On our 130 keV images, bright artifacts were induced. Likewise, several studies described that VMI and metal artifact reduction software can induce secondary artifacts [7, 26, 27]. Hence, the radiologist should also review conventional images in addition to the images with metal artifact reduction. Furthermore, relatively high negative metal artifact reduction in CNR (− 69%) and SNR (− 124%) was observed in severely affected pellets while high p values (0.889 and 0.889, respectively) were found when comparing 130 keV VMI without O-MAR and conventional imaging without O-MAR, which seems contradictory. This may be explained by the large dispersion of CNR values and SNR values of the individual severely affected pellets in the 130 keV VMI without O-MAR, caused by the introduction of bright artifacts.
In this study, we focused on image quality in orthopedic prosthesis imaging. Hence, we used a phantom with pellets mimicking bone tissue and we did not assess soft tissue. However, assessment of structures such as the bladder, uterus and prostate is also hampered by metal artifacts, which is particularly important in oncology patients. A study to quantify metal artifact reduction using structures mimicking soft tissue will certainly be of interest.

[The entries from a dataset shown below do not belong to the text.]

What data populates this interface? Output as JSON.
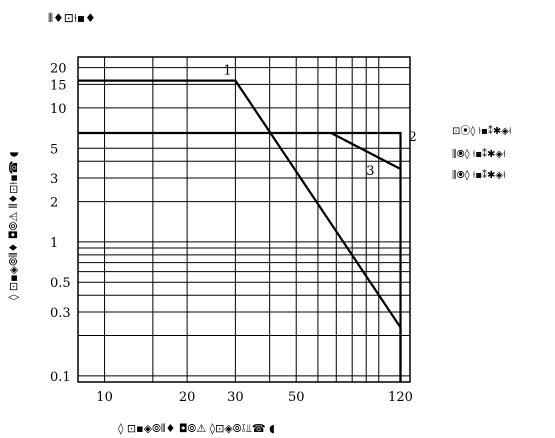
{
  "chart_data": {
    "type": "line",
    "title": "⫴♦⊡⫮▪♦",
    "xlabel": "◊ ⊡▪◈⦾⫴♦ ◘⦾⚠ ◊⊡◈⦾⫱⫫☎ ◖",
    "ylabel": "◊ ⊡▪◈⦾⫴♦ ◘⦾⚠ ⫴♦⊡⫮▪☎ ◖",
    "x_axis": {
      "scale": "log",
      "ticks": [
        10,
        20,
        30,
        50,
        120
      ],
      "tick_labels": [
        "10",
        "20",
        "30",
        "50",
        "120"
      ],
      "range": [
        8,
        130
      ]
    },
    "y_axis": {
      "scale": "log",
      "ticks": [
        0.1,
        0.3,
        0.5,
        1,
        2,
        3,
        5,
        10,
        15,
        20
      ],
      "tick_labels": [
        "0.1",
        "0.3",
        "0.5",
        "1",
        "2",
        "3",
        "5",
        "10",
        "15",
        "20"
      ],
      "range": [
        0.09,
        24
      ]
    },
    "grid": true,
    "series": [
      {
        "label": "1",
        "x": [
          8,
          30,
          120,
          120
        ],
        "y": [
          16,
          16,
          0.23,
          0.09
        ]
      },
      {
        "label": "2",
        "x": [
          8,
          120,
          120
        ],
        "y": [
          6.5,
          6.5,
          0.09
        ]
      },
      {
        "label": "3",
        "x": [
          67,
          120
        ],
        "y": [
          6.5,
          3.5
        ]
      }
    ],
    "legend": {
      "placement": "right",
      "entries": [
        "⊡⦿◊ ⫮▪⁑✱◈⫮",
        "⫼⦿◊ ⫮▪⁑✱◈⫮",
        "⫼⦿◊ ⫮▪⁑✱◈⫮"
      ]
    }
  }
}
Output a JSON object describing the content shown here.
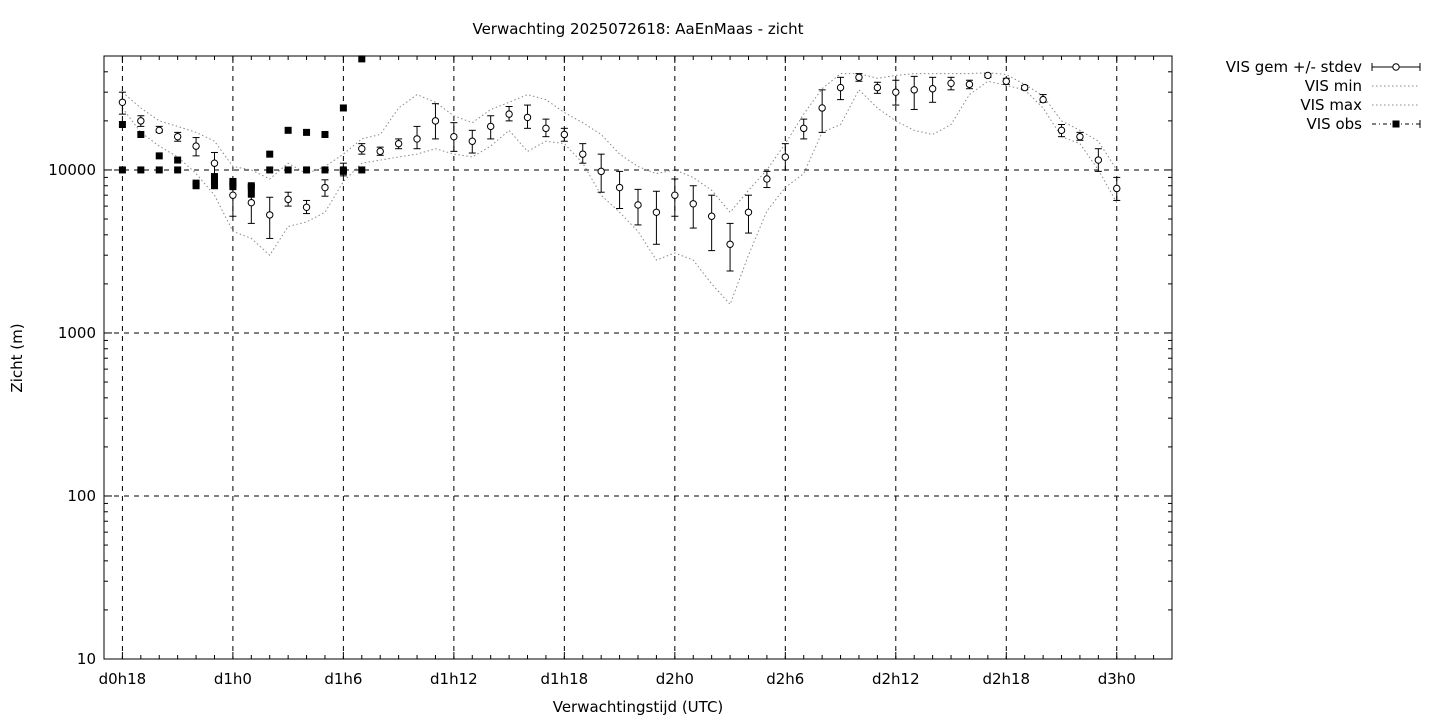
{
  "chart_data": {
    "type": "line",
    "title": "Verwachting 2025072618: AaEnMaas - zicht",
    "xlabel": "Verwachtingstijd (UTC)",
    "ylabel": "Zicht (m)",
    "yscale": "log",
    "ylim": [
      10,
      50000
    ],
    "xlim_hours": [
      17,
      75
    ],
    "grid": true,
    "legend_position": "top-right, outside plot",
    "x_ticks": [
      {
        "h": 18,
        "label": "d0h18"
      },
      {
        "h": 24,
        "label": "d1h0"
      },
      {
        "h": 30,
        "label": "d1h6"
      },
      {
        "h": 36,
        "label": "d1h12"
      },
      {
        "h": 42,
        "label": "d1h18"
      },
      {
        "h": 48,
        "label": "d2h0"
      },
      {
        "h": 54,
        "label": "d2h6"
      },
      {
        "h": 60,
        "label": "d2h12"
      },
      {
        "h": 66,
        "label": "d2h18"
      },
      {
        "h": 72,
        "label": "d3h0"
      }
    ],
    "y_ticks": [
      {
        "v": 10,
        "label": "10"
      },
      {
        "v": 100,
        "label": "100"
      },
      {
        "v": 1000,
        "label": "1000"
      },
      {
        "v": 10000,
        "label": "10000"
      }
    ],
    "legend": [
      {
        "label": "VIS gem +/- stdev",
        "style": "errorbars"
      },
      {
        "label": "VIS min",
        "style": "dotted"
      },
      {
        "label": "VIS max",
        "style": "dotted"
      },
      {
        "label": "VIS obs",
        "style": "squares"
      }
    ],
    "series": [
      {
        "name": "VIS gem +/- stdev",
        "x": [
          18,
          19,
          20,
          21,
          22,
          23,
          24,
          25,
          26,
          27,
          28,
          29,
          30,
          31,
          32,
          33,
          34,
          35,
          36,
          37,
          38,
          39,
          40,
          41,
          42,
          43,
          44,
          45,
          46,
          47,
          48,
          49,
          50,
          51,
          52,
          53,
          54,
          55,
          56,
          57,
          58,
          59,
          60,
          61,
          62,
          63,
          64,
          65,
          66,
          67,
          68,
          69,
          70,
          71,
          72
        ],
        "y": [
          26000,
          20000,
          17500,
          16000,
          14000,
          11000,
          7000,
          6300,
          5300,
          6600,
          5900,
          7800,
          10000,
          13500,
          13000,
          14500,
          15500,
          20000,
          16000,
          15000,
          18500,
          22000,
          21000,
          18000,
          16500,
          12500,
          9800,
          7800,
          6100,
          5500,
          7000,
          6200,
          5200,
          3500,
          5500,
          8800,
          12000,
          18000,
          24000,
          32000,
          37000,
          32000,
          30000,
          31000,
          31500,
          34000,
          33500,
          38000,
          35000,
          32000,
          27000,
          17500,
          16000,
          11500,
          7700
        ],
        "low": [
          22000,
          18500,
          17000,
          15000,
          12200,
          9500,
          5200,
          4700,
          3800,
          6000,
          5400,
          6900,
          9200,
          12500,
          12300,
          13500,
          13500,
          15500,
          13000,
          12700,
          15500,
          20000,
          18000,
          16000,
          15000,
          11000,
          7300,
          5800,
          4600,
          3500,
          5200,
          4400,
          3200,
          2400,
          4100,
          7800,
          10000,
          15500,
          17000,
          27000,
          35000,
          29500,
          25000,
          23500,
          26000,
          31000,
          31500,
          37000,
          33500,
          31000,
          26000,
          16000,
          15200,
          9800,
          6500
        ],
        "high": [
          30000,
          21500,
          18500,
          17000,
          15800,
          12800,
          8800,
          8000,
          6800,
          7300,
          6500,
          8700,
          11000,
          14500,
          13800,
          15500,
          18500,
          25500,
          19500,
          17500,
          21500,
          24500,
          25000,
          20500,
          18000,
          14500,
          12500,
          9800,
          7600,
          7400,
          8800,
          8000,
          7000,
          4700,
          7000,
          9800,
          14500,
          20500,
          31000,
          37000,
          39000,
          34500,
          35500,
          37500,
          37000,
          37000,
          35500,
          39000,
          36500,
          33000,
          29000,
          19000,
          17000,
          13500,
          9000
        ]
      },
      {
        "name": "VIS min",
        "x": [
          18,
          19,
          20,
          21,
          22,
          23,
          24,
          25,
          26,
          27,
          28,
          29,
          30,
          31,
          32,
          33,
          34,
          35,
          36,
          37,
          38,
          39,
          40,
          41,
          42,
          43,
          44,
          45,
          46,
          47,
          48,
          49,
          50,
          51,
          52,
          53,
          54,
          55,
          56,
          57,
          58,
          59,
          60,
          61,
          62,
          63,
          64,
          65,
          66,
          67,
          68,
          69,
          70,
          71,
          72
        ],
        "y": [
          24000,
          17000,
          14000,
          12000,
          9500,
          7000,
          4200,
          3800,
          3000,
          4500,
          4800,
          5500,
          8500,
          11000,
          11500,
          12000,
          12500,
          13500,
          12500,
          12000,
          14000,
          17500,
          13000,
          15000,
          14500,
          11000,
          7000,
          5500,
          4200,
          2800,
          3100,
          2800,
          2000,
          1500,
          3000,
          5600,
          7800,
          9500,
          17000,
          19000,
          31000,
          24000,
          20000,
          17500,
          16500,
          19000,
          29000,
          35000,
          33000,
          31000,
          24000,
          16000,
          14500,
          10000,
          6300
        ]
      },
      {
        "name": "VIS max",
        "x": [
          18,
          19,
          20,
          21,
          22,
          23,
          24,
          25,
          26,
          27,
          28,
          29,
          30,
          31,
          32,
          33,
          34,
          35,
          36,
          37,
          38,
          39,
          40,
          41,
          42,
          43,
          44,
          45,
          46,
          47,
          48,
          49,
          50,
          51,
          52,
          53,
          54,
          55,
          56,
          57,
          58,
          59,
          60,
          61,
          62,
          63,
          64,
          65,
          66,
          67,
          68,
          69,
          70,
          71,
          72
        ],
        "y": [
          30000,
          24000,
          20000,
          18500,
          17000,
          15000,
          10500,
          10000,
          8800,
          11000,
          9500,
          10500,
          12500,
          15500,
          16500,
          24000,
          29000,
          26000,
          21500,
          19500,
          23500,
          26000,
          29000,
          27000,
          22500,
          19500,
          16500,
          12500,
          10500,
          9500,
          10000,
          9000,
          7500,
          5500,
          7500,
          10000,
          14500,
          22000,
          31500,
          39000,
          39000,
          36500,
          38000,
          39000,
          39000,
          39000,
          39000,
          39500,
          38500,
          33500,
          28500,
          20000,
          17500,
          15000,
          10000
        ]
      },
      {
        "name": "VIS obs",
        "x": [
          18,
          18,
          19,
          19,
          20,
          20,
          21,
          21,
          22,
          22,
          23,
          23,
          23,
          24,
          24,
          24,
          25,
          25,
          25,
          26,
          26,
          27,
          27,
          28,
          28,
          29,
          29,
          30,
          30,
          30,
          31,
          31
        ],
        "y": [
          10000,
          19000,
          10000,
          16500,
          10000,
          12200,
          10000,
          11500,
          8300,
          8000,
          9000,
          8500,
          8000,
          8500,
          8200,
          7900,
          8000,
          7800,
          7100,
          12500,
          10000,
          17500,
          10000,
          17000,
          10000,
          16500,
          10000,
          24000,
          10000,
          9800,
          48000,
          10000
        ]
      }
    ]
  }
}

Our study has limitations. First, we categorized the pellets in the images with the unilateral and bilateral prostheses in unaffected, mildly affected and severely affected which allowed comprehensible analysis of all pellets. However, mildly affected pellets were caused by unilateral and bilateral prostheses. Assignment of these pellets to one category may not be in accordance with clinical practice because a unilateral prosthesis causes different artifacts than bilateral prostheses Furthermore, pellet L9 in the bilateral image was categorized as unaffected despite bright streaking artifacts, and a more appropriate category may be mildly affected instead. Third, our results did not quantify metal artifact reduction in the close vicinity of the implant. Fourth, the pellets only represent one bone density, comparable to trabecular bone. Bone structures with higher densities such as cortical bone may alter the results. Finally, we chose to place the background ROI in a part of the image where no metal artifacts were present. Although this avoids metal artifacts in the background ROI, the calculated CNR does not quantify contrast between pellets and the background in the vicinity of the pellets.